¹Bianka Babrián, ²Queenie H.S. Chan, ³Jens Najorka, ¹James Malley, ⁴Lee F. White, ^1,3Martin D. Suttle
Geochimica et Cosmochimica Acta (in Press) Open Access Link to Article [https://doi.org/10.1016/j.gca.2026.03.020]
¹School of Physical Sciences, The Open University, Walton Hall, Milton Keynes MK7 6AA, UK
²Department of Earth Sciences, Royal Holloway, University of London, Egham TW20 0EX, UK
³Planetary Materials Group, Natural History Museum, Cromwell Road, London SW7 5BD, UK
⁴Electron Microscopy Suite, The Open University, Walton Hall, Milton Keynes MK7 6AA, UK
Copyright Elsevier

We performed a series of low temperature hydrothermal alteration experiments using the highly primitive CO3.00 chondrite DOM 08006 as the protolith to investigate aqueous alteration conditions on carbonaceous planetesimals. Our experiments employed a range of water-to-rock (W/R) ratios by mass (0.2, 0.4, 1.0) and a heating duration of 100 days at 80°C. We also used a short-duration experiment terminated on day 12 to investigate the earliest stages of aqueous alteration. We used isotopically doped 17O-rich water to track isotopic behaviour during alteration and ascertain the effective molar W/R ratios (i.e., the proportion of reacted water) in the experiments. Bulk O-isotope data suggest that the effective W/R ratio achieved by the experimental samples was capped at ∼0.2 at the end of the experiments. This reflects low alteration extents, which we attribute to low matrix permeability that results from the early and continuous precipitation of Fe-bearing phases, likely dominated by Fe-sulphides, into pore spaces, restricting fluid flow and hindering the progression of alteration at these short timescales. Conversely, early hydrothermal fracturing was observed which may lead to “runaway” alteration at longer timescales. Initial W/R ratio had little effect on the style of alteration, except for allowing Mg-serpentine (chrysotile) to form in addition to Fe-serpentine (cronstedtite) in the high W/R (1.0) experiment. Phyllosilicate production doubled over one order of magnitude longer durations, from 12 to 100 days, at similar effective W/R ratios.
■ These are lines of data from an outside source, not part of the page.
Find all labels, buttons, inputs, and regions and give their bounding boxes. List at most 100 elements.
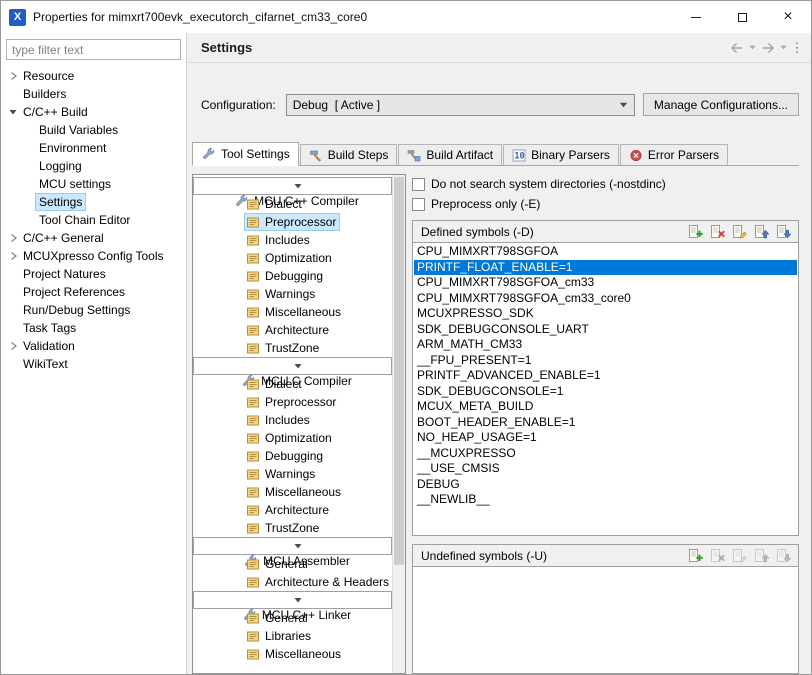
symbol-item[interactable]: SDK_DEBUGCONSOLE=1 — [414, 384, 797, 400]
sidebar-item-task-tags[interactable]: Task Tags — [1, 319, 186, 337]
symbol-item[interactable]: __MCUXPRESSO — [414, 446, 797, 462]
tool-tree-scrollbar[interactable] — [392, 175, 405, 673]
tool-tree-item-architecture[interactable]: Architecture — [193, 321, 392, 339]
symbol-item[interactable]: PRINTF_ADVANCED_ENABLE=1 — [414, 368, 797, 384]
tab-build-steps[interactable]: Build Steps — [300, 144, 398, 165]
sidebar-item-mcuxpresso-config-tools[interactable]: MCUXpresso Config Tools — [1, 247, 186, 265]
symbol-item[interactable]: NO_HEAP_USAGE=1 — [414, 430, 797, 446]
configuration-select[interactable]: Debug [ Active ] — [286, 94, 635, 116]
tool-tree-item-general[interactable]: General — [193, 609, 392, 627]
sidebar-item-mcu-settings[interactable]: MCU settings — [1, 175, 186, 193]
sidebar-item-builders[interactable]: Builders — [1, 85, 186, 103]
undefined-symbols-list[interactable] — [413, 567, 798, 673]
tab-binary-parsers[interactable]: 10Binary Parsers — [503, 144, 619, 165]
forward-history-dropdown-icon[interactable] — [779, 44, 788, 51]
back-history-dropdown-icon[interactable] — [748, 44, 757, 51]
symbol-item[interactable]: __NEWLIB__ — [414, 492, 797, 508]
sidebar-item-run-debug-settings[interactable]: Run/Debug Settings — [1, 301, 186, 319]
sidebar-item-settings[interactable]: Settings — [1, 193, 186, 211]
back-button[interactable] — [729, 41, 745, 55]
sidebar-item-resource[interactable]: Resource — [1, 67, 186, 85]
move-symbol-up-icon[interactable] — [753, 224, 770, 240]
symbol-item[interactable]: MCUX_META_BUILD — [414, 399, 797, 415]
tool-tree-item-preprocessor[interactable]: Preprocessor — [193, 393, 392, 411]
symbol-item[interactable]: MCUXPRESSO_SDK — [414, 306, 797, 322]
tool-tree-item-architecture[interactable]: Architecture — [193, 501, 392, 519]
tool-tree-item-mcu-assembler[interactable]: MCU Assembler — [193, 537, 392, 555]
symbol-item[interactable]: SDK_DEBUGCONSOLE_UART — [414, 322, 797, 338]
symbol-item[interactable]: CPU_MIMXRT798SGFOA_cm33 — [414, 275, 797, 291]
checkbox-label[interactable]: Preprocess only (-E) — [431, 197, 540, 211]
symbol-item[interactable]: CPU_MIMXRT798SGFOA_cm33_core0 — [414, 291, 797, 307]
symbol-item[interactable]: BOOT_HEADER_ENABLE=1 — [414, 415, 797, 431]
checkbox-label[interactable]: Do not search system directories (-nostd… — [431, 177, 666, 191]
collapse-arrow-icon[interactable] — [290, 538, 305, 553]
symbol-item[interactable]: __FPU_PRESENT=1 — [414, 353, 797, 369]
symbol-item[interactable]: __USE_CMSIS — [414, 461, 797, 477]
expand-arrow-icon[interactable] — [6, 251, 20, 261]
sidebar-item-environment[interactable]: Environment — [1, 139, 186, 157]
sidebar-item-build-variables[interactable]: Build Variables — [1, 121, 186, 139]
collapse-arrow-icon[interactable] — [6, 107, 20, 117]
sidebar-item-validation[interactable]: Validation — [1, 337, 186, 355]
tool-tree-item-libraries[interactable]: Libraries — [193, 627, 392, 645]
tool-tree-item-miscellaneous[interactable]: Miscellaneous — [193, 645, 392, 663]
tool-tree-item-preprocessor[interactable]: Preprocessor — [193, 213, 392, 231]
collapse-arrow-icon[interactable] — [290, 178, 305, 193]
sidebar-item-wikitext[interactable]: WikiText — [1, 355, 186, 373]
sidebar-item-project-references[interactable]: Project References — [1, 283, 186, 301]
tool-tree-item-includes[interactable]: Includes — [193, 231, 392, 249]
tab-build-artifact[interactable]: Build Artifact — [398, 144, 502, 165]
tool-tree-item-miscellaneous[interactable]: Miscellaneous — [193, 483, 392, 501]
sidebar-item-logging[interactable]: Logging — [1, 157, 186, 175]
minimize-button[interactable] — [673, 1, 719, 33]
delete-symbol-icon[interactable] — [709, 224, 726, 240]
add-symbol-icon[interactable] — [687, 224, 704, 240]
tool-tree-item-optimization[interactable]: Optimization — [193, 429, 392, 447]
checkbox[interactable] — [412, 198, 425, 211]
tool-tree-item-warnings[interactable]: Warnings — [193, 465, 392, 483]
collapse-arrow-icon[interactable] — [290, 592, 305, 607]
maximize-button[interactable] — [719, 1, 765, 33]
symbol-item[interactable]: ARM_MATH_CM33 — [414, 337, 797, 353]
tool-tree-item-architecture-headers[interactable]: Architecture & Headers — [193, 573, 392, 591]
tool-tree-item-warnings[interactable]: Warnings — [193, 285, 392, 303]
sidebar-item-c-c-general[interactable]: C/C++ General — [1, 229, 186, 247]
forward-button[interactable] — [760, 41, 776, 55]
expand-arrow-icon[interactable] — [6, 341, 20, 351]
symbol-item[interactable]: CPU_MIMXRT798SGFOA — [414, 244, 797, 260]
sidebar-item-c-c-build[interactable]: C/C++ Build — [1, 103, 186, 121]
tool-tree-item-mcu-c-linker[interactable]: MCU C++ Linker — [193, 591, 392, 609]
expand-arrow-icon[interactable] — [6, 233, 20, 243]
edit-symbol-icon[interactable] — [731, 224, 748, 240]
filter-input[interactable] — [6, 39, 181, 60]
tool-tree-item-mcu-c-compiler[interactable]: MCU C Compiler — [193, 357, 392, 375]
tool-tree-item-trustzone[interactable]: TrustZone — [193, 339, 392, 357]
scrollbar-thumb[interactable] — [394, 177, 404, 565]
defined-symbols-list[interactable]: CPU_MIMXRT798SGFOAPRINTF_FLOAT_ENABLE=1C… — [413, 243, 798, 535]
collapse-arrow-icon[interactable] — [290, 358, 305, 373]
close-button[interactable]: × — [765, 1, 811, 33]
manage-configurations-button[interactable]: Manage Configurations... — [643, 93, 799, 116]
tool-tree-item-mcu-c-compiler[interactable]: MCU C++ Compiler — [193, 177, 392, 195]
tab-error-parsers[interactable]: Error Parsers — [620, 144, 728, 165]
add-symbol-icon[interactable] — [687, 548, 704, 564]
tab-tool-settings[interactable]: Tool Settings — [192, 142, 299, 166]
tool-tree-item-miscellaneous[interactable]: Miscellaneous — [193, 303, 392, 321]
symbol-item[interactable]: PRINTF_FLOAT_ENABLE=1 — [414, 260, 797, 276]
tool-tree-item-trustzone[interactable]: TrustZone — [193, 519, 392, 537]
tool-tree-item-dialect[interactable]: Dialect — [193, 195, 392, 213]
expand-arrow-icon[interactable] — [6, 71, 20, 81]
sidebar-item-project-natures[interactable]: Project Natures — [1, 265, 186, 283]
move-symbol-down-icon[interactable] — [775, 224, 792, 240]
symbol-item[interactable]: DEBUG — [414, 477, 797, 493]
view-menu-icon[interactable]: ⋮ — [791, 39, 803, 57]
tool-tree-item-debugging[interactable]: Debugging — [193, 447, 392, 465]
tool-tree-item-includes[interactable]: Includes — [193, 411, 392, 429]
tool-tree-item-debugging[interactable]: Debugging — [193, 267, 392, 285]
checkbox[interactable] — [412, 178, 425, 191]
tool-tree-item-optimization[interactable]: Optimization — [193, 249, 392, 267]
sidebar-item-tool-chain-editor[interactable]: Tool Chain Editor — [1, 211, 186, 229]
tool-tree-item-general[interactable]: General — [193, 555, 392, 573]
tool-tree-item-dialect[interactable]: Dialect — [193, 375, 392, 393]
One sample (Exp-2) experienced initially oxidising conditions, which led to a marked distinction in alteration style dominated by Fe-oxides and Fe-(oxy)hydroxides. This sample also formed framboidal magnetite, showing that this morphology is possible under oxidising conditions and that the presence of ammonia may not be required, as previously suggested. This work is a strong step forward in experimentally recreating a “generic” hydrated chondrite in the nascent stages of aqueous alteration.